Listening at a slightly faster speed can force the user to focus and be more attentive, says Hasson, noting 25 percent faster, or 1.25X, is probably fine for most people. He says the acceptable speed depends on many factors: the amount of training at the higher speed, how attentive the listener is, the age of the listener (younger people can listen faster, generally), how noisy the room is, how familiar the listener is with the host’s voice, whether host is speaking in the listener’s native language, whether the host has an accent. “There are many, many parameters,” Hasson says. “So it is important to understand the limitations and benefits and context and training.”
A sped-up show works well for news, tech, and business podcasts, but skip podfasting for music, which will sound strange, and for true crime, where pauses build mood and suspense.
Make It a Habit
Whenever Elsie Escobar starts washing dishes, she also hits the Play button. “The action immediately triggers ‘Oh, I have to go listen to a podcast,’ and part of this happens with you creating a habit around it,” says Escobar, cofounder of She Podcasts, a group that supports and nurtures female-led podcasts.
Escobar, who listens an average of five hours per day, also plays podcasts while running errands, and carefully selects headphones for public consumption. She wears wireless earbuds under her hair if she doesn’t want to look anti-social, but over-the-ear headphones if she wants to focus on her feed and be left alone. “I use them depending on how I want people to interact with me,” she says.
Danielle Desir recommends designating a time of day for podcasts, especially with Covid disrupting our routines. “I think time frame is very important, especially because a lot of us have different routines now,” says Desir, founder of WOC Podcasts, which provides space for women-of-color podcasters to share resources and network.
Fans even share their habits with podcast hosts. “I’ve heard from the listeners that they associate certain activities with me, whether that’s jogging or going to the grocery store,’ says Zomorodi.

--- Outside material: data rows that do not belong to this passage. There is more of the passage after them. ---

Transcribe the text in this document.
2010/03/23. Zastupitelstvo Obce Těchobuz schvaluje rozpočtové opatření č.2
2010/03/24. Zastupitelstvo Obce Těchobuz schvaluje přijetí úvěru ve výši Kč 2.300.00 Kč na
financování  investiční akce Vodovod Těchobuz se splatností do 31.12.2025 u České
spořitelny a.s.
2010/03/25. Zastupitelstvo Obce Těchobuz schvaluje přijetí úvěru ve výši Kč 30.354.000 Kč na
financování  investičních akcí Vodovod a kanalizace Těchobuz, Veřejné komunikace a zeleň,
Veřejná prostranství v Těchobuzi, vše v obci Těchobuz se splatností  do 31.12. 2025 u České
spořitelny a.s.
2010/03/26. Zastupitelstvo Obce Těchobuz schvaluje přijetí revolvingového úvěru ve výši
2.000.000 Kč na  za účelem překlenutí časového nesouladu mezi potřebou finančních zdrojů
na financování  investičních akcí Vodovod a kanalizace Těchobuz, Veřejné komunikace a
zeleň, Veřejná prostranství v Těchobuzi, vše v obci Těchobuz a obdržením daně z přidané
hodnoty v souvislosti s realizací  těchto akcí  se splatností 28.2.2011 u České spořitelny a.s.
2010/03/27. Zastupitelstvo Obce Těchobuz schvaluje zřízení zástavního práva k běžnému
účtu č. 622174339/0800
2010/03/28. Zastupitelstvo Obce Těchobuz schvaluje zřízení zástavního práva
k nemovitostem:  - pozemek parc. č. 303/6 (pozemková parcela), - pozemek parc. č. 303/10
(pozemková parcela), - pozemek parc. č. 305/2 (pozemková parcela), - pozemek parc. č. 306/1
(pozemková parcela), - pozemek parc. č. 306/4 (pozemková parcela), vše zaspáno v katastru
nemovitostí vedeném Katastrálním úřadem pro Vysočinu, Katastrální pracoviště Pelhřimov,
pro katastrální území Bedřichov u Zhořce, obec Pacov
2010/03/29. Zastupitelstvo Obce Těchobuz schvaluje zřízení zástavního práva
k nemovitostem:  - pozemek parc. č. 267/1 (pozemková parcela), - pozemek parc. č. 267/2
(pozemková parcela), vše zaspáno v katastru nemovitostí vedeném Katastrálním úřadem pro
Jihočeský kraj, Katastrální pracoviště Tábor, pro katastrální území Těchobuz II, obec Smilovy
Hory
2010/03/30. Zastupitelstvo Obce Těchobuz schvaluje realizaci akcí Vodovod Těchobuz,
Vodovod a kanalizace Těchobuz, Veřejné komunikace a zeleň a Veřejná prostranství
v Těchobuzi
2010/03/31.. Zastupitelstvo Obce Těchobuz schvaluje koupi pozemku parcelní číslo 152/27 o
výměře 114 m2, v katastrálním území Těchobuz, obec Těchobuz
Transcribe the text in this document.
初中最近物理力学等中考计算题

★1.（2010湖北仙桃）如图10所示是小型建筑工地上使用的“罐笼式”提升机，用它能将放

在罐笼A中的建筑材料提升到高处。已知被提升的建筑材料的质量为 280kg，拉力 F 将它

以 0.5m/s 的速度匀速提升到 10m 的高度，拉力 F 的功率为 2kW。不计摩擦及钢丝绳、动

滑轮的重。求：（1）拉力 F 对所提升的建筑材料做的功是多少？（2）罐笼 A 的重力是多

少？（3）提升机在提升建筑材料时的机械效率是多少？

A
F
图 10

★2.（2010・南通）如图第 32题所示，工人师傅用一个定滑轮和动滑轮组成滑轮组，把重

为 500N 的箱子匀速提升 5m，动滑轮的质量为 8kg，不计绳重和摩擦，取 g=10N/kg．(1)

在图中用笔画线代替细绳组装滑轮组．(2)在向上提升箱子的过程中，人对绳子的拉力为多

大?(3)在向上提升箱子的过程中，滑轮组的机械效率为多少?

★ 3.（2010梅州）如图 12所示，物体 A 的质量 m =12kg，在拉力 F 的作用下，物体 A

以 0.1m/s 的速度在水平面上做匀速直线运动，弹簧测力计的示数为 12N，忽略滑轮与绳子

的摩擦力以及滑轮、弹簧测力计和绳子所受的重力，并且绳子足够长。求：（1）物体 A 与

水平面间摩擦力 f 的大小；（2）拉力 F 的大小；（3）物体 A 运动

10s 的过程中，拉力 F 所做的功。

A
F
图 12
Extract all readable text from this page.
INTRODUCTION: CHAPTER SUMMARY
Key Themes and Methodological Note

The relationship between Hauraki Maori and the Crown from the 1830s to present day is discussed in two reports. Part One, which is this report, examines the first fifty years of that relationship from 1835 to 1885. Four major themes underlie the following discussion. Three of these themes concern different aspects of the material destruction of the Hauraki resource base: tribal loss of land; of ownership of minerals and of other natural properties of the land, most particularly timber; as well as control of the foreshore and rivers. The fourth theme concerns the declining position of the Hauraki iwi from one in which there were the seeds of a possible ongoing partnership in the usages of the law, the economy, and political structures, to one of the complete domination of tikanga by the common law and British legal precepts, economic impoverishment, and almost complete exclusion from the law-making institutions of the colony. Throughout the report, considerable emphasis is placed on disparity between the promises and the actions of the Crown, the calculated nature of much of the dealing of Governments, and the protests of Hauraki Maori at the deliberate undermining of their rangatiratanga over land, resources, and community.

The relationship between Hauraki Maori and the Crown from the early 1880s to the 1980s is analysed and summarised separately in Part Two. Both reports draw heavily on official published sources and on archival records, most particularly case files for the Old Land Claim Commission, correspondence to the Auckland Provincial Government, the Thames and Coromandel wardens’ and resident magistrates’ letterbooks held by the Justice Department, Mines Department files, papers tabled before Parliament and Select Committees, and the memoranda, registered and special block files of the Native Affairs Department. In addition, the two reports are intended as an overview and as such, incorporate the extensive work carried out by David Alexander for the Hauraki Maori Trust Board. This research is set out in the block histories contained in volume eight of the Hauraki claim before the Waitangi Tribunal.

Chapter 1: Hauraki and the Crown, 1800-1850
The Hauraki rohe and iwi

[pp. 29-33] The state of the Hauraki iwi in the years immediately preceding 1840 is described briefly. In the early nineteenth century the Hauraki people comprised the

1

Delete When Done, or at Least Pause Afterward
When Desir’s two-hour commute ended due to Covid, her listening time dropped to three hours per day, and she became more intentional about the podcasts she listens to. “Now I’m like, how can this podcast help me in my life?” says Desir, who subscribes to 50 shows. “If nothing captivates me, I unsubscribe.”
Zomorodi advocates leaving three minutes of silence at the end of an episode. “Take the time to think about what you just listened to in this information-overload world,” she says. “What is the point of taking in all these episodes and information if you’re not going to process it and do something with it?”
Collins subscribes sparingly. “It’s painful to have to cut one,” he says. Gibbons understands the sentiment. Subscribing to a show can feel like a commitment; unsubscribing like a breakup, he says.
“When I unsubscribe, I think, oh man, we broke up, and I feel bad,” says Gibbons. “I think a lot of people, whether they are consciously aware of that or not, that happens and then all the sudden they’ll have 60 podcasts that they’re subscribed to, and they’re stuck in the paradox of choice, so they end up not listening to anything.”
This is why Gibbons recommends skipping episodes via filters and curated lists. “It allows you to enjoy a broad swath of podcasts but enjoy specific episodes of each one. So it’s like you’re dating instead of getting married,” he says. “But there’s also a certain point at which, when you date so much, you become sort of trampish. There’s a point where you’re like, is he a gigolo or is he charming? I want to be charming.”